When Raley was playing soldiers with friends in the 1950s, his father told him about the proximity fuse. Raley himself had seen the observation towers at Newtowne Neck.
But it wasn't until after his father's death in 2004 that Raley learned that he had been involved in the testing — the family found a 1943 letter from his supervisor at the Applied Physics Laboratory praising his work. George E. Raley Sr. is listed among the project's participants in "The Deadly Fuze: Secret Weapon of World War II," a 1980 book by Hopkins physicist Ralph Belknap Baldwin.
During the tests, 57 mm rounds were fired straight up. The book includes a picture of workers digging up the fallen shells.
The Department of Natural Resources bought Newtowne Neck in 2009 and opened the 776-acre state park. It includes seven miles of shoreline, a boat launch and walking trails.
Responding to the 911 call on New Year's Day, St. Mary's County sheriff's deputies closed the area and contacted the state fire marshal. The fire marshal's bomb squad confirmed that it was a military munition and called the Army Corps of Engineers. The 55th Explosive Ordnance Disposal unit from Fort Belvoir, Va., detonated the shell.
Carl Dubac, whose waterfront property is next to the park, was watching television when he felt the blast. The former Marine Corps test pilot figured an overenthusiastic flier at Naval Air Station Patuxent River nearby had accidentally broken the sound barrier, unleashing a sonic boom.
His wife said she knew it was an explosion.

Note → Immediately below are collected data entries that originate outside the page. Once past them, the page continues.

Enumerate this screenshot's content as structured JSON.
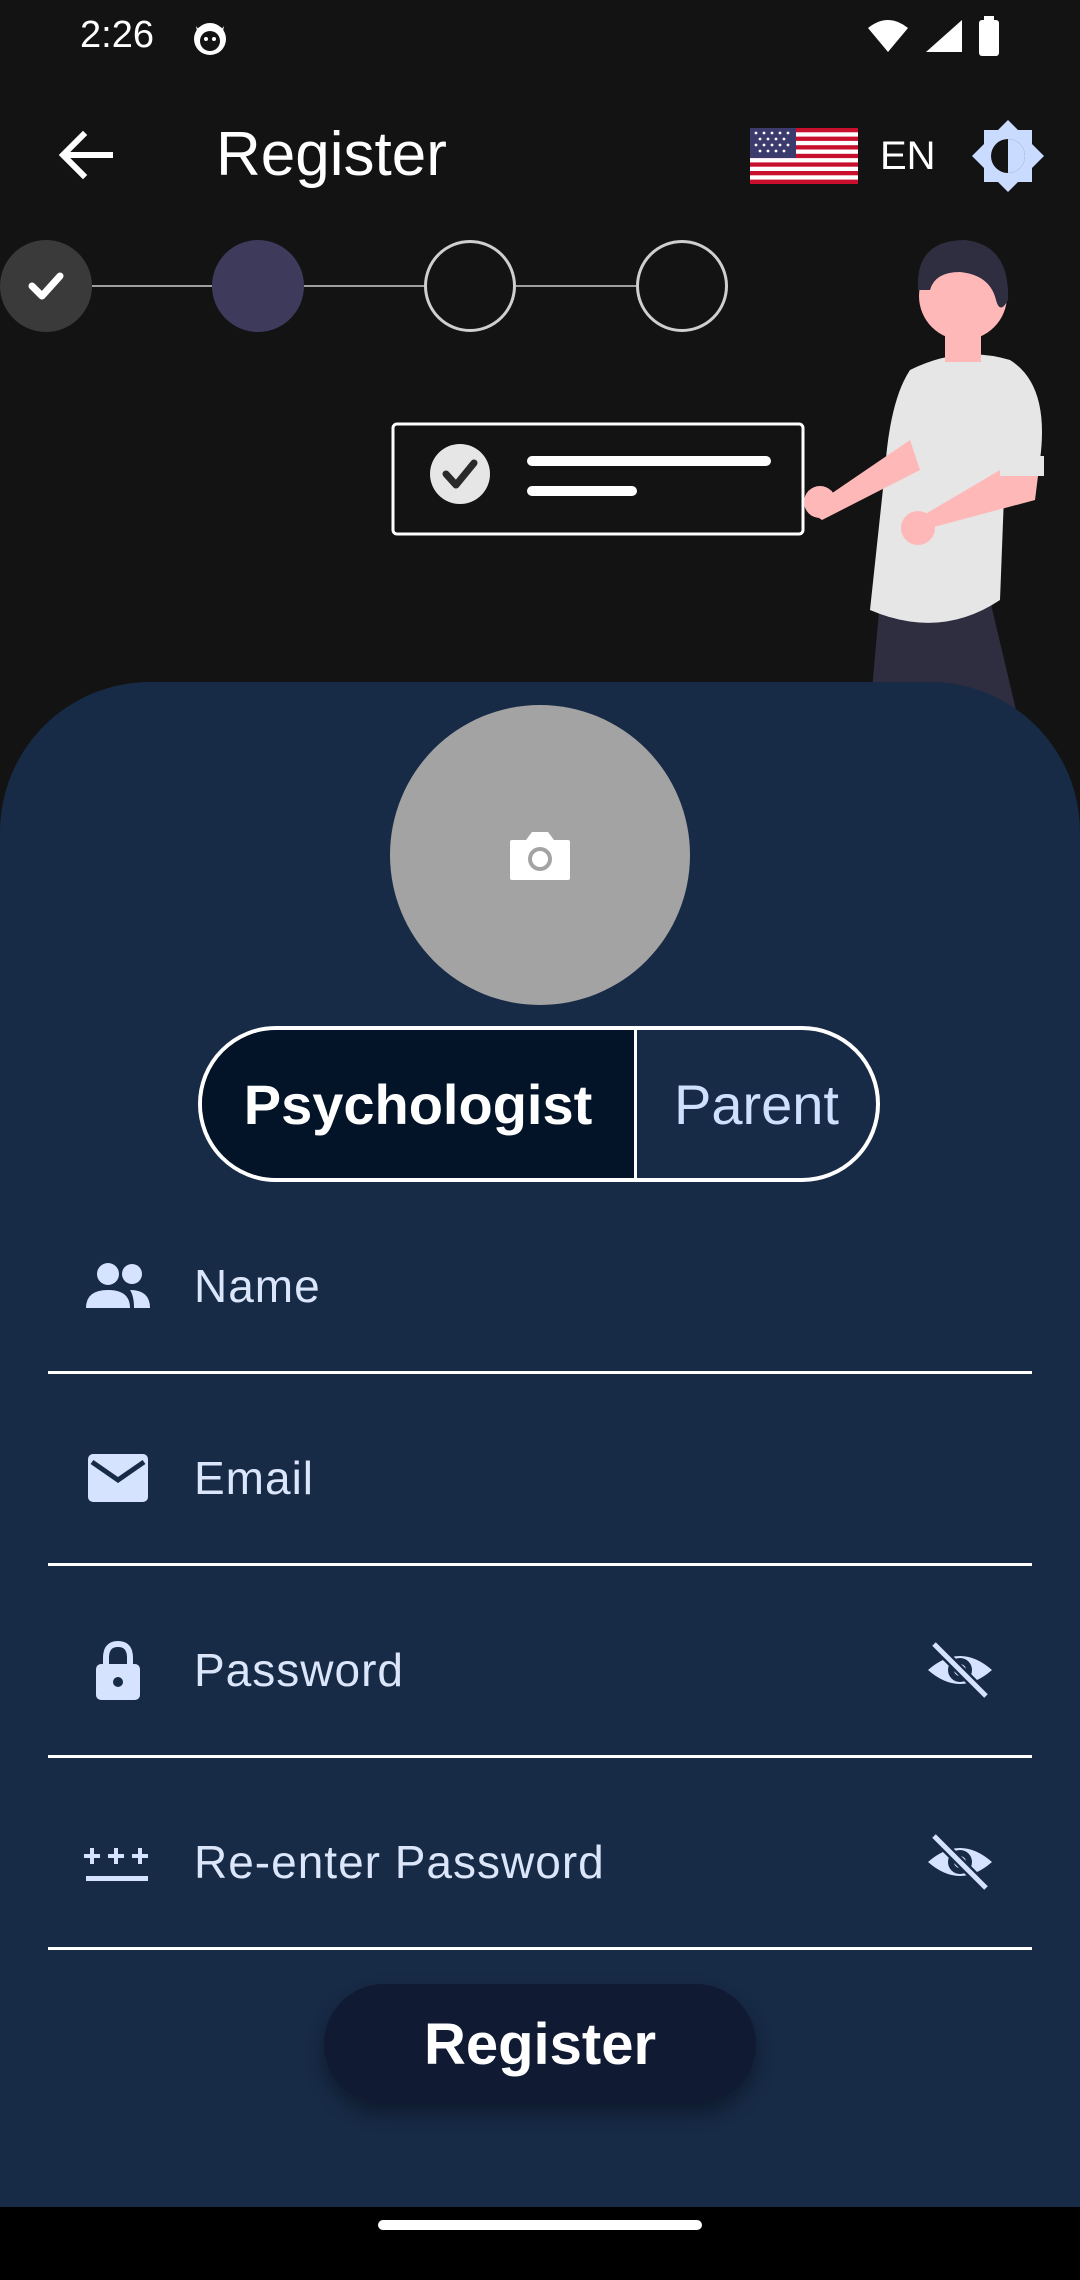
{
  "status_bar": {
    "time": "2:26"
  },
  "app_bar": {
    "title": "Register",
    "language_code": "EN"
  },
  "stepper": {
    "steps": [
      "completed",
      "current",
      "pending",
      "pending"
    ]
  },
  "role_toggle": {
    "options": [
      "Psychologist",
      "Parent"
    ],
    "selected": "Psychologist"
  },
  "form": {
    "name_label": "Name",
    "email_label": "Email",
    "password_label": "Password",
    "reenter_password_label": "Re-enter Password"
  },
  "register_button": {
    "label": "Register"
  },
  "colors": {
    "background": "#131313",
    "sheet": "#172a46",
    "selected_toggle": "#031428",
    "button": "#111a33",
    "step_current": "#3d3a5c"
  }
}
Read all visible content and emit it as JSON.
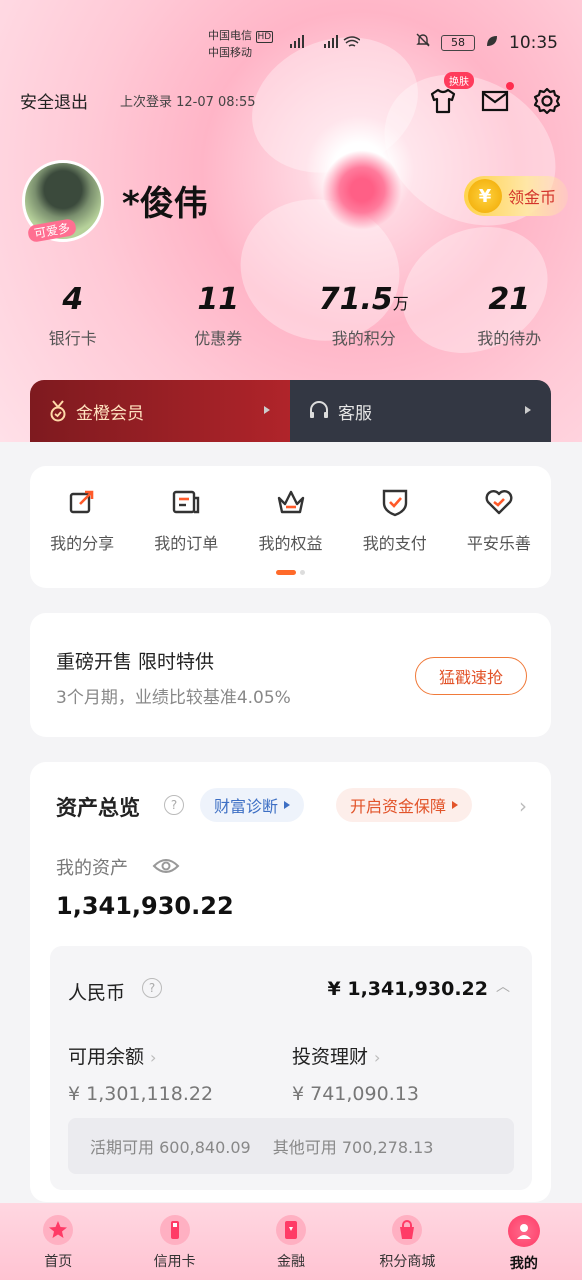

"It was too loud," Franziska Dubac said. "It was like something exploded not right on top of us, but right next door."
Bouch said bomb-disposal protocol requires that such items be blown up.
"When you're talking about something that old, the potential for instability is paramount," he said. "You don't take them anywhere."
The Dubacs have lived alongside Newtowne Neck for 22 years. They walk and bike through the park. Neither had any idea that ordnance might turn up there.
The fire marshal's office, the state park service and the Corps of Engineers converged on the park, interviewing neighbors and sweeping the shoreline with metal detectors in a search for more munitions.
They have found 27 suspected pieces to date, including 57 mm rounds; 23 have been confirmed to be military ordnance.
When several were found underwater, a team from Naval Surface Warfare Center Indian Head was called to destroy them.
The Corps of Engineers is reviewing real estate records to determine whether Newtowne Neck is a Formerly Used Defense Site — in which case, spokeswoman Andrea Takash said, the agency would take over the effort to find and neutralize the munitions. For now, the Corps of Engineers, fire marshal and park service are working together.
As the research continues, questions appear to outnumber answers.
"We're still trying to ascertain why these were there," Bouch said. "These are World War II-era devices. Obviously, we have to go way back into archives."
If you find suspected ordnance
The Army Corps of Engineers advises people who encounter possible military ordnance to practice The Three R's:
•Recognize that any suspicious objects should not be touched under any circumstances.
•Retreat, or carefully leave the area.
•Report immediately what was found and its approximate location to the police.